Lecture 6 (IV with heterogeneous treatment effects) Flashcards
With $Z_i$ the instrument status for individual $i$, in the potential outcome framework, we can think of the treatment $D_i$ for individual $i$ like the following:
D_i = D_i(0)+(D_i(1)-D_i(0))Z_i
That is, if $Z_i = 1$ we get $D_i = D_i(1)$ and if $Z_i = 0$ we get $D_i = D_i(0)$. This is equivalent to:
What kind of individuals do we regard in the experimental setting?
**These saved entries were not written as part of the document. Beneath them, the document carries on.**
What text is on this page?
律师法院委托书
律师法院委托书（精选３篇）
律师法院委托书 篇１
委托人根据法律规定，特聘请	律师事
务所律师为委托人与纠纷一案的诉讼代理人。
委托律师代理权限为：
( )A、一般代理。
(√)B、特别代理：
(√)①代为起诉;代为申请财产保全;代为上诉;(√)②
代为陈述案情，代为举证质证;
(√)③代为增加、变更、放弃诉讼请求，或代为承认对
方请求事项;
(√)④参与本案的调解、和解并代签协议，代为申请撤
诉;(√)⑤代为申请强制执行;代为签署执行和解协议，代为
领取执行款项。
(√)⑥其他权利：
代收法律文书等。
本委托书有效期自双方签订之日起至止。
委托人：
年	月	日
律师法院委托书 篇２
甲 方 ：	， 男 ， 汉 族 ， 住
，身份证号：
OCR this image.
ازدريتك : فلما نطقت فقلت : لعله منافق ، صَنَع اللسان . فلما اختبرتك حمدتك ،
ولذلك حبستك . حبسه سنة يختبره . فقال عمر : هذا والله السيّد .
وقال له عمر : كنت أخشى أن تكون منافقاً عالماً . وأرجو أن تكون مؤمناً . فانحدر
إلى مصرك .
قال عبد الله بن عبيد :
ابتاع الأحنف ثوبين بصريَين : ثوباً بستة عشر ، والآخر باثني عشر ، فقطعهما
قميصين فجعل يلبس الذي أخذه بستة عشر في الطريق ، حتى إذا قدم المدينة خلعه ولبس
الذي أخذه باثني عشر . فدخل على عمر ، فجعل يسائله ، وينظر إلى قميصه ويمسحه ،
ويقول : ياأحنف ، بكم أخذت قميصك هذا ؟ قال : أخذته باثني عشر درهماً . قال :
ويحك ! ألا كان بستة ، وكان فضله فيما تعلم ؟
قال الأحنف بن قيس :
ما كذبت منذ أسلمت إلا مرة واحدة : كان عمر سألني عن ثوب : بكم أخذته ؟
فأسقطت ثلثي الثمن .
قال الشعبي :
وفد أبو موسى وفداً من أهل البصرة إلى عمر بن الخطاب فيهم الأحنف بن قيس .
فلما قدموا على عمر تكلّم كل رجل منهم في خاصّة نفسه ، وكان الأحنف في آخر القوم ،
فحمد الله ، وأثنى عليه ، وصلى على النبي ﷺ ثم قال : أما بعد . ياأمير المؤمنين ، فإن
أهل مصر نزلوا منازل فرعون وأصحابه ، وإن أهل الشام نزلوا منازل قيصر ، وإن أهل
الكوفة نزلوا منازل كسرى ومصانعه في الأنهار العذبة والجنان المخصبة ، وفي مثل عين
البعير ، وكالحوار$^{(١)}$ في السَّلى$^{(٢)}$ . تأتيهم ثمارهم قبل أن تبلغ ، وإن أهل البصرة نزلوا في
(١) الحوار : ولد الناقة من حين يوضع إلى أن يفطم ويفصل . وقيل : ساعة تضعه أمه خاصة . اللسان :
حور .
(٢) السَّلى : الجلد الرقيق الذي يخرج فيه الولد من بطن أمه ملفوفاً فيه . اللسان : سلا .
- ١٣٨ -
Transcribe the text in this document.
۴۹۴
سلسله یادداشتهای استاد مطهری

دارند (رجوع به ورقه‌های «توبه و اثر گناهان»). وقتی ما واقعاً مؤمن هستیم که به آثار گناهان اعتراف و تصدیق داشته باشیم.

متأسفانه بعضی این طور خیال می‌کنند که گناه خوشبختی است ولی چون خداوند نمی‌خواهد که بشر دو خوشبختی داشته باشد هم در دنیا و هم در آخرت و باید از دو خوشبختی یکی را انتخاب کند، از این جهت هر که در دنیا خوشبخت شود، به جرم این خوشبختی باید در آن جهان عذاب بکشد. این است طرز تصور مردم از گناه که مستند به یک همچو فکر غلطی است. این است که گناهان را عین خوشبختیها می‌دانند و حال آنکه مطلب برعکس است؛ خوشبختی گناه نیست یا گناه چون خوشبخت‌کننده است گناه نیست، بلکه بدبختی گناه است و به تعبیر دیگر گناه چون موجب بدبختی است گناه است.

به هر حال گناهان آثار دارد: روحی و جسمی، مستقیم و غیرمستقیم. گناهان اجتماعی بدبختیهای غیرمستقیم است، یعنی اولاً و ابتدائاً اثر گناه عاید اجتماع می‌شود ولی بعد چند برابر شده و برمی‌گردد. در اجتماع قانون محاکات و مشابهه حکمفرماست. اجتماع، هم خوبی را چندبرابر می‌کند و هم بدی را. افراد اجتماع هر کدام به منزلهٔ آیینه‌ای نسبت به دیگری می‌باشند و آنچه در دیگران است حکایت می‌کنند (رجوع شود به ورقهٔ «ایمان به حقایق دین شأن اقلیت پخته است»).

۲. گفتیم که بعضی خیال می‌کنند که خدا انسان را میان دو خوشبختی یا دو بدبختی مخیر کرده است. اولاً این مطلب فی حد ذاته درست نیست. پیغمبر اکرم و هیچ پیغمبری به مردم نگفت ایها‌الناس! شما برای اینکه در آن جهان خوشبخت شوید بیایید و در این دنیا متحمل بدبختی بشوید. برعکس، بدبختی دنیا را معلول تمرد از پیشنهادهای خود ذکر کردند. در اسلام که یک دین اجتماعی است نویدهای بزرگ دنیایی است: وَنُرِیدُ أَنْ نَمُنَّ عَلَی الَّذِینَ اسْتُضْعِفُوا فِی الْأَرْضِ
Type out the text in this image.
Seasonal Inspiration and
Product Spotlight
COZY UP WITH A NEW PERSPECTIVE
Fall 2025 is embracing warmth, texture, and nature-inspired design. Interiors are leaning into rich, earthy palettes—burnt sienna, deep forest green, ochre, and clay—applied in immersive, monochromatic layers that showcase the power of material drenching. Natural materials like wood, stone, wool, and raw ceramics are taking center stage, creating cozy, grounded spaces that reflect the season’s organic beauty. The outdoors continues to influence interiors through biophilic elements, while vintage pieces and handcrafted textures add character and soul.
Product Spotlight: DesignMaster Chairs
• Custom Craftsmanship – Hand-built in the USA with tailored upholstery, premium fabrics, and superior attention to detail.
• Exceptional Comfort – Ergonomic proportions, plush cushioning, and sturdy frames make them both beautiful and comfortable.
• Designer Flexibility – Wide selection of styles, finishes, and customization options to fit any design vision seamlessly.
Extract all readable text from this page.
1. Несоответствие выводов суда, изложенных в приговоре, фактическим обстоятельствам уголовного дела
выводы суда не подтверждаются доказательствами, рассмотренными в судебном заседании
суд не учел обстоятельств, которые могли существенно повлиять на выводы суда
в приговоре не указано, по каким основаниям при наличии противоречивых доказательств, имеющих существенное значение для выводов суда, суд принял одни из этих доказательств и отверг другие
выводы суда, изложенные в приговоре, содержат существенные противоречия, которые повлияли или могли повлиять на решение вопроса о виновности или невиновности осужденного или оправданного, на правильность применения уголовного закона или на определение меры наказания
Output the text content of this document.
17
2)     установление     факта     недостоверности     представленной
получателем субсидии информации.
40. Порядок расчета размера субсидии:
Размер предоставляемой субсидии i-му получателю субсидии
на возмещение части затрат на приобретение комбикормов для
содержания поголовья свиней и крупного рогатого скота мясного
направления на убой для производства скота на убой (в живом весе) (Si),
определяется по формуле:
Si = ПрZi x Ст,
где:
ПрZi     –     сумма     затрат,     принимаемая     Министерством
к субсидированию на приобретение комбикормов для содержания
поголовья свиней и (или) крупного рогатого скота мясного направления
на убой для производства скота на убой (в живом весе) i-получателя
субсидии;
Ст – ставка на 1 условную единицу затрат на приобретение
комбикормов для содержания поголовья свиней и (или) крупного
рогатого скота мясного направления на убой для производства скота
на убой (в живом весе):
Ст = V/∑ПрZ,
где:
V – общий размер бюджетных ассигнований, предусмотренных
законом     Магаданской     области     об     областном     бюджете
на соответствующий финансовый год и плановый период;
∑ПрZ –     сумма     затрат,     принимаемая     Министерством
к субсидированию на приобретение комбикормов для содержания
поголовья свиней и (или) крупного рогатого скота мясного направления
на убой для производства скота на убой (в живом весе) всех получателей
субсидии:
Express them in terms of D and Z
Different kinds of individuals:
In our analysis, we regard four types of individuals
Compliers:
takes the treatment only when they should
(D_i = 1 | Z_i=1) and (D_i = 0 | Z_i=0)
Defiers:
does the opposite of what they are told
(D_i = 1 | Z_i=0) and (D_i = 1 | Z_i=0)
Always-takers:
always take the treatment
(D_i = 1 | Z_i=1) and (D_i = 1 | Z_i=0)
Never-takers:
never take the treatment
(D_i = 0 | Z_i=1) and (D_i = 0 | Z_i=0)
How do the instrument effect the always-takers and never-takers?
The instrument has no predictive power for always-takers and never-takers since it does not affect their treatment status!
How do we deal with defiers?
We generally don’t think that we have a problem with defiers, and they are ruled out by the monotonicity assumption. However, in some settings, they can be a problem.
What type of effect do we estimate with IV when there is homogeneous treatment effects?
LATE = the average treatment effect among compliers.
With heterogeneity, we mainly answer questions in regard to internal validity, but if compliers are similar to the overall population, there is a strong claim for external validity. It is possible to recover the characteristics of the complier population.
Explain the 4. IV assumptions using potential outcomes in the heterogeneous case.
See notion.
Derive the LATE using potential outcome framework
See notion!
Can we check if we really have heterogeneous treatment effects?
The set of compilers is going to be a function of the instrument. If we use a different instrument, the set of compilers may be different. Our estimated LATE is thus only valid for our specific instrument.
Since we only identify local average treatment effects. With more than one instrument, you can use this insight to test whether treatment effects are homogeneous. Since the population of compliers is different across instruments, we can see if the estimated parameter is the same across different populations. If it changes, then we have heterogeneous treatment effects.
Who are the compilers?
To generalize our results to other populations we need to know this. We can not recover who they are, but the first stage regression coefficient gives us the total share of compliers in the population.
We can also study how covariates are distributed for compliers so we can recover their characteristics to see if they are like the broader population.
What is the LATE when we have multiple instruments?
The 2SLS is a weighted average of the underlying Wald estimates.
\beta_{2SLS} =\psi\beta_1+(1-\psi)\beta_2
The 2SLS produces a weighted average of $LATE(Z_1)$ and $LATE(Z_2)$.
What is the LATE when we have a single multivariat instrument?
We then get a weighted average LATE for every $j$ complier group. That is, a LATE for every value of $j.$
The weights are not, however, straightforward to interpret. We will also have
- overfitting and
- bias in small samples.
What is the LATE when we use covariates in our analysis?
In general, researchers do use covariates in a regression framework. We should then include the covariates in the first stage and the second stage.
Then, if we don’t saturate the model, including covariates will not in general identify a LATE! Saturation is hard to do it seems. It is thus better to use propensity score matching.
In the best case, using covariates 2SLS creates some kind of weighted average LATE of all the underlying covariate-specific LATE’s. This will rarely happen in a regression specification.
Write out the the IV Late estimator (the result from our derivation)
E[(Y_i(1)-Y_i(0)|D_i(1)-D_i(0)=1]
or equivivalently
E[(Y_i(1)-Y_i(0)|D_i(1)>D_i(0)] as Pischke writes.
Remember D_i(1)>D_i(0) are the compliers.
What happens if monotonicity is violated?
When the monotonicity assumption is violated, the LATE estimator is no longer identified. In this case, the compliers are no longer a well-defined group, and the instrumental variable cannot identify the treatment’s causal effect.
What do we estimate when then the control group do not have acces to the to the treatment?
If those in the control group cannot get the treatment, IV estimates the average treatment effect for the treated (ATT ).
Intuitively, the treated group can only consist of compliers, since “always-takers” are no longer present in $D_i = 1$ group Correcting the reduced-form (or intention-to-treat) effect for non-compliance (using the 1st stage) gives the ATT.This is sometimes called the Bloom estimator:
E[(Y_i(1)-Y_i(0))|D_i=1]
This is the wald estimator but with out the right term in the nämnare.